Ambos se relajaron y Ben siguió hablando de aquel caso de TDI y de otros sobre los cuales había leído. Anna escuchó atentamente cada palabra.
– Comprendo que esté tan interesado en el tema -murmuró al cabo de un rato-. Es fascinante.
– Sería ideal para una de sus novelas.
– ¿Acaso puede leer la mente? -Anna meneó la cabeza con una leve sonrisa-. Estaba pensando justamente en eso.
– Le diré lo que haremos. Usted me ayuda con mi libro y luego yo le ayudo con uno de los suyos. Espero que mi estudio, además de educar al público sobre los efectos a largo plazo del abuso infantil, ayude también a las personas que hayan sobrevivido a dichos abusos. Creo firmemente en el poder curativo del conocimiento. Todos tenemos la capacidad de curarnos a nosotros mismos, sobre todo en lo que respecta a las enfermedades mentales. Sólo tenemos que aprender a usar esa capacidad.

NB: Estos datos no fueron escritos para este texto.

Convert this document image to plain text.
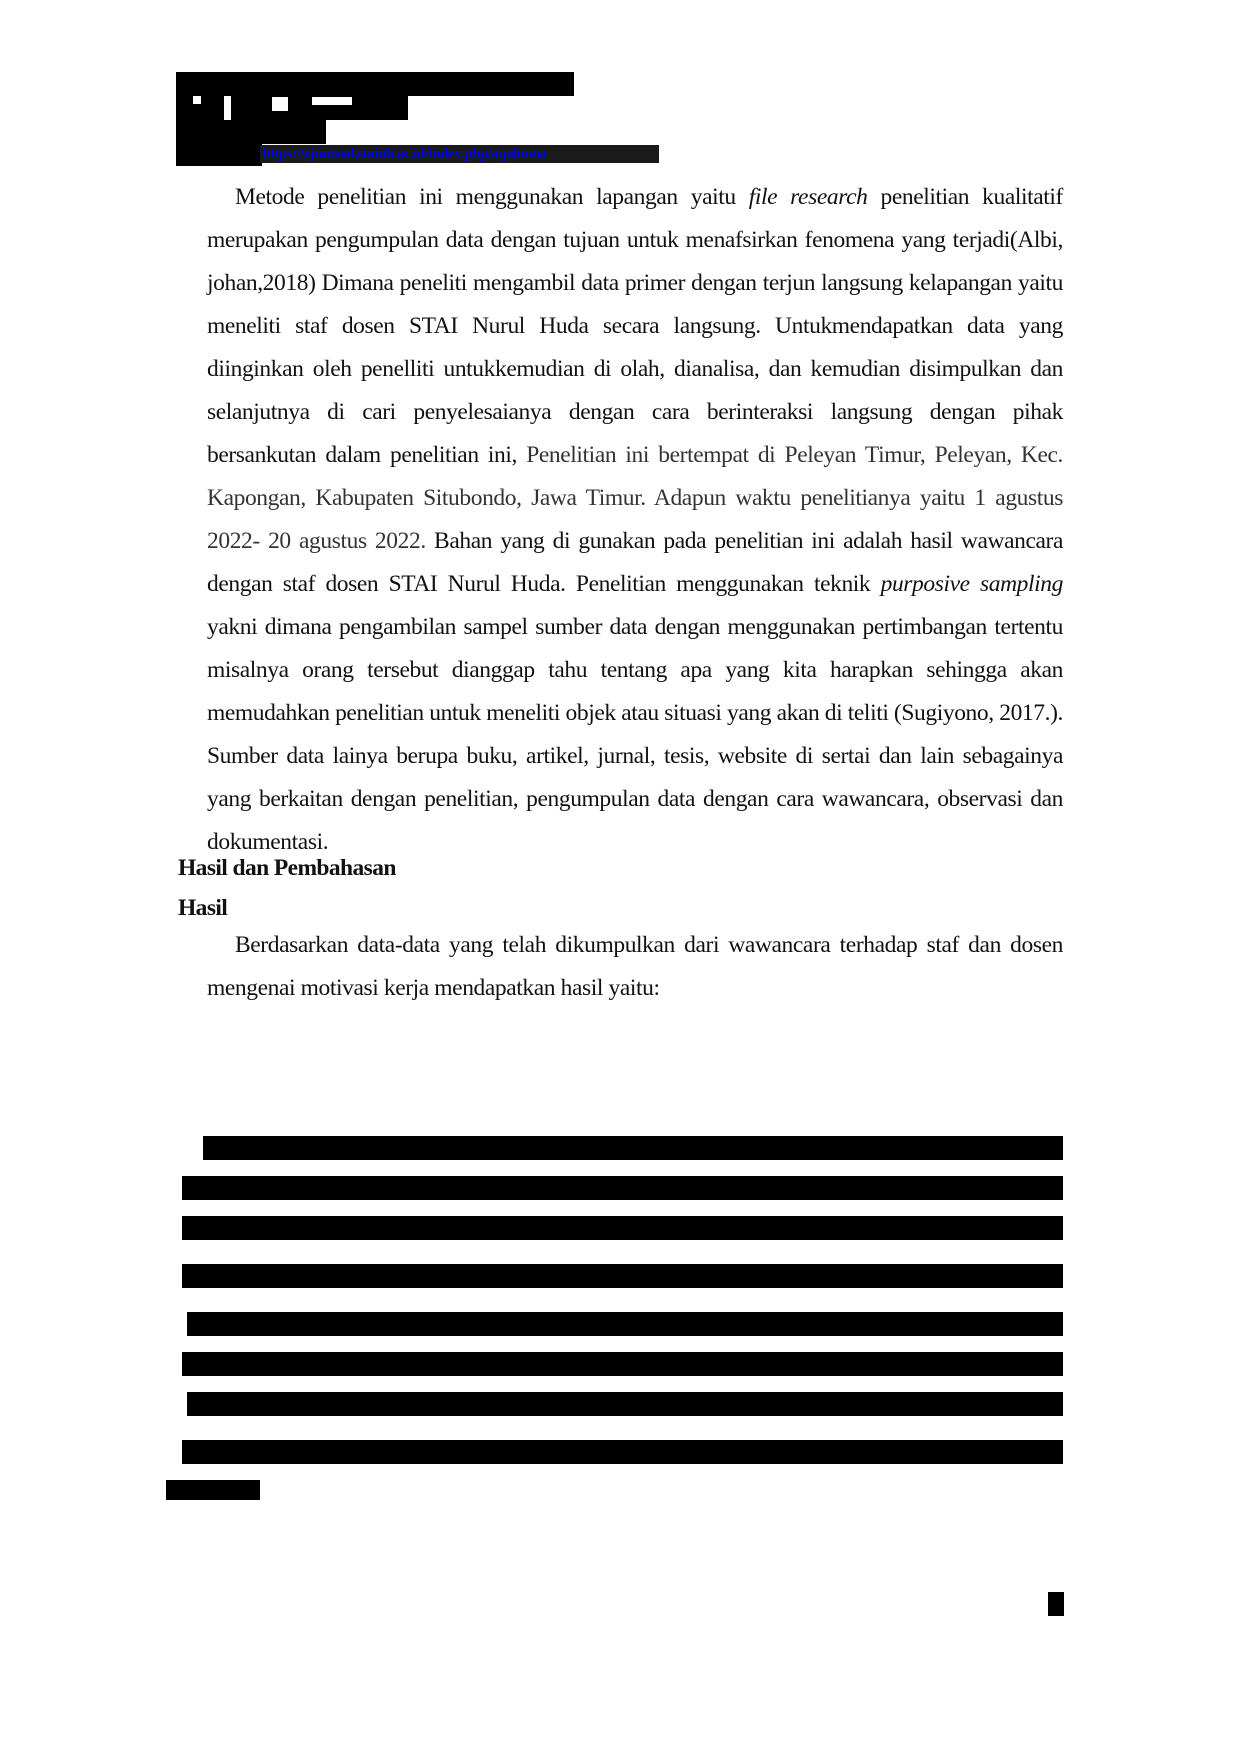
https://ejournal.staiuh.ac.id/index.php/aqalnona

Metode penelitian ini menggunakan lapangan yaitu file research penelitian kualitatif merupakan pengumpulan data dengan tujuan untuk menafsirkan fenomena yang terjadi(Albi, johan,2018) Dimana peneliti mengambil data primer dengan terjun langsung kelapangan yaitu meneliti staf dosen STAI Nurul Huda secara langsung. Untukmendapatkan data yang diinginkan oleh penelliti untukkemudian di olah, dianalisa, dan kemudian disimpulkan dan selanjutnya di cari penyelesaianya dengan cara berinteraksi langsung dengan pihak bersankutan dalam penelitian ini, Penelitian ini bertempat di Peleyan Timur, Peleyan, Kec. Kapongan, Kabupaten Situbondo, Jawa Timur. Adapun waktu penelitianya yaitu 1 agustus 2022- 20 agustus 2022. Bahan yang di gunakan pada penelitian ini adalah hasil wawancara dengan staf dosen STAI Nurul Huda. Penelitian menggunakan teknik purposive sampling yakni dimana pengambilan sampel sumber data dengan menggunakan pertimbangan tertentu misalnya orang tersebut dianggap tahu tentang apa yang kita harapkan sehingga akan memudahkan penelitian untuk meneliti objek atau situasi yang akan di teliti (Sugiyono, 2017.). Sumber data lainya berupa buku, artikel, jurnal, tesis, website di sertai dan lain sebagainya yang berkaitan dengan penelitian, pengumpulan data dengan cara wawancara, observasi dan dokumentasi.

Hasil dan Pembahasan
Hasil

Berdasarkan data-data yang telah dikumpulkan dari wawancara terhadap staf dan dosen mengenai motivasi kerja mendapatkan hasil yaitu:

– ¿Y ahí es donde interviene usted?
– Exacto. Yo y los libros de autoayuda.
– Como el suyo.
– Exactamente -Ben manoseó la servilleta-. Dígame que me ayudará.
– No sé. No suelo hablar mucho de mi pasado. No me gusta recordarlo.
– ¿Pero sueña con él, Anna? Sé que sí. Está ahí, en la periferia de su consciencia, atormentándola constantemente. Susurrándole en el oído, influyendo en cada uno de sus actos.
Anna se quedó mirándolo, atónita. E incómoda.
– Podría decirle que eso no es cierto.
– Pero no lo hará, porque es una persona honesta.
Ella se echó a reír de pronto, sorprendiéndose a sí misma.
– Sabelotodo.
– ¿Qué quiere que le diga? Soy un tipo listo. Y majo, ¿no cree?
Sí, era majo, decidió ella. Inteligente y divertido. A Anna le gustaban los hombres intelectuales. Máxime si tenían sentido del humor, como Ben Walker.
– Muy bien, me lo pensaré -dijo al fin-. Pero necesito algo de tiempo. Espero que no se sienta decepcionado.
– Ya soy mayorcito, sé esperar.
Tras pagar la cuenta, se levantaron para marcharse.
– Yo voy en esa dirección -dijo Anna señalando hacia la catedral de San Luis-. ¿Y usted?
– Tengo el coche aparcado en Jax Brewery.
– Entonces, nos despedimos aquí -Anna se metió las manos en los bolsillos.
– Sí. De momento -Ben se inclinó para besarle la mejilla-. He disfrutado mucho hablando contigo, Anna -dijo tuteándola-. Llámame -sin aguardar una respuesta, se dio media vuelta y se alejó.
Ben yacía tumbado en la cama, sólo en la oscuridad. Respiraba lenta y profundamente por la nariz, notando cómo la compresa que tenía en la frente se enfriaba.